The authors present results of a qualitative exploration and analysis of the impact of ethnicity, social class, and gender in the lives of 14 counselor educators of color teaching in colleges and universities across the United States. Data analysis yielded eight themes; a ninth theme, "Multicultural Selfhood" served as a unifier which wove throughout participants' stories, and consequently through each of the 8 themes. This article focuses on five themes related to participants' interactions and relationships with colleagues and students, including the individual and systemic dynamics at work in these interactions. The results have implications for retention of minority faculty.

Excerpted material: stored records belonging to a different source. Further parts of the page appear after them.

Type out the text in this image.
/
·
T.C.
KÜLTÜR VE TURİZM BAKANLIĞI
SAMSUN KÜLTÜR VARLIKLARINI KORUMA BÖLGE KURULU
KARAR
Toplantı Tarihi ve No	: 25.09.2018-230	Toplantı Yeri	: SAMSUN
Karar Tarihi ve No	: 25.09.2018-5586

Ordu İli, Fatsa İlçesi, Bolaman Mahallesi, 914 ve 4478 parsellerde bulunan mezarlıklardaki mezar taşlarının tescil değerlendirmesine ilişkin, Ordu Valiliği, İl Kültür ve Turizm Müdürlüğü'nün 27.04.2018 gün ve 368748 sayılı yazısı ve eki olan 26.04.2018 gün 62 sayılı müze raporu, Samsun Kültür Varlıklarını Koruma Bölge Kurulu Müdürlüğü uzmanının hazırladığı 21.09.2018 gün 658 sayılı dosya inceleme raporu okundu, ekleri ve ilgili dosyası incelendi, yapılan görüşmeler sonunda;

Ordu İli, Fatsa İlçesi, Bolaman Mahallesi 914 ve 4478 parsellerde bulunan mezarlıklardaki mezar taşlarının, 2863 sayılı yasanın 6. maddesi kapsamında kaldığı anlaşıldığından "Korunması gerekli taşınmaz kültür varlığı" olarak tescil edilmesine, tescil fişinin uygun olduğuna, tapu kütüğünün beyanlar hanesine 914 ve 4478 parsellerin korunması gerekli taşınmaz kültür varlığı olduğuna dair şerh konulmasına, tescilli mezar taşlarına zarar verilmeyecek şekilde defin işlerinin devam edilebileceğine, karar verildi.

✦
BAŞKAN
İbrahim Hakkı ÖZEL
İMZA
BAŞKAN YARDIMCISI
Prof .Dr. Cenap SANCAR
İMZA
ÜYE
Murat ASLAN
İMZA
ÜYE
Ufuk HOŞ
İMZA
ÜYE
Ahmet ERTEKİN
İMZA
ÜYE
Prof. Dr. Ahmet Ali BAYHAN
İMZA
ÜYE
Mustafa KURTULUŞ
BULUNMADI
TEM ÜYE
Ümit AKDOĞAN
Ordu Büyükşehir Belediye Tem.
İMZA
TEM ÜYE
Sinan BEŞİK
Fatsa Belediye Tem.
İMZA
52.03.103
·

Experiences of Counselor Educators of Color in Academe

Increasingly, counselor educators who are committed to multiculturalism are calling attention to the need to move multiculturalism into a more central place in counseling training and practice (Arredondo & Arciniega, 2001; Hill, 2003). If counseling programs are to provide ethical, competent, and relevant multicultural education, the active presence of faculty of color is required (Ponterotto, Alexander, & Greiger, 1995; Torres, Ottens, & Johnson, 1997). A more diverse faculty will serve more effectively the needs of counselor trainees of color as well as European American students (Brinson & Kottler, 1993; Young, Chamley & Withers, 1990). Given the profession's increasing commitment to multiculturalism, and the need for faculty of color, counseling programs must make a concerted effort to both recruit and retain faculty of color (Holcomb-McCoy & Bradley, 2003). In addition, the Council for Accreditation of Counseling and Related Educational Programs requires such efforts for accreditation approval (CACREP, 2001).

Asserting that "Counselor education has been dominated by White privilege," Ivey, Ivey, D'Andrea and Daniels (1997) emphasized some European American counselor educators' "unintentional racism," and difficulty "fully listening to culturally diverse opinions." They stressed the need for the profession to "listen to and incorporate culturally diverse voices" (p. 3). Including people of color on counseling faculties without attending to how their varied perspectives, worldviews, experiences, and insights enrich and challenge the profession limits the profession on an individual and collective basis.

Brinson and Kottler's (1993) essay on cross-cultural mentoring as a strategy for retaining minority faculty in counselor education, and Bradley and Holcomb-McCoy's (2002) survey of research, teaching, and service activities of ethnic minority counselor educators, provided insight into challenges faced by faculty of color. In addition, several counselor educators of color who contributed essays to the Special Issue of The Journal of Counseling and Development, "Racism: Healing Its Effects" (1999) spoke briefly of their current experiences of racism in academe. In addition, there is a large body of literature describing the challenges experienced by faculty of color in a variety of academic fields (e.g., Benjamin, 1997; James & Farmer, 1993; Padilla & Chavez, 1995). However, there has been no systematic qualitative exploration and analysis of the experiences of counselor educators of color in the counseling literature. This study by the first author is intended to help fill this gap.

Genuine understanding of the experiences of counselor educators of color and of the meanings they derive from these experiences require attention to the interaction of ethnicity, social class, and gender. All three factors work simultaneously and have overlapping, interlocking, and cumulative effects (Andersen & Collins, 2004; Robinson, 1999).

Method

A number of experts in multicultural counseling research and practice have noted the promise qualitative research methodology offers "in studying complex psychological issues among culturally diverse people" (Daniels & D'Andrea, 1996, p.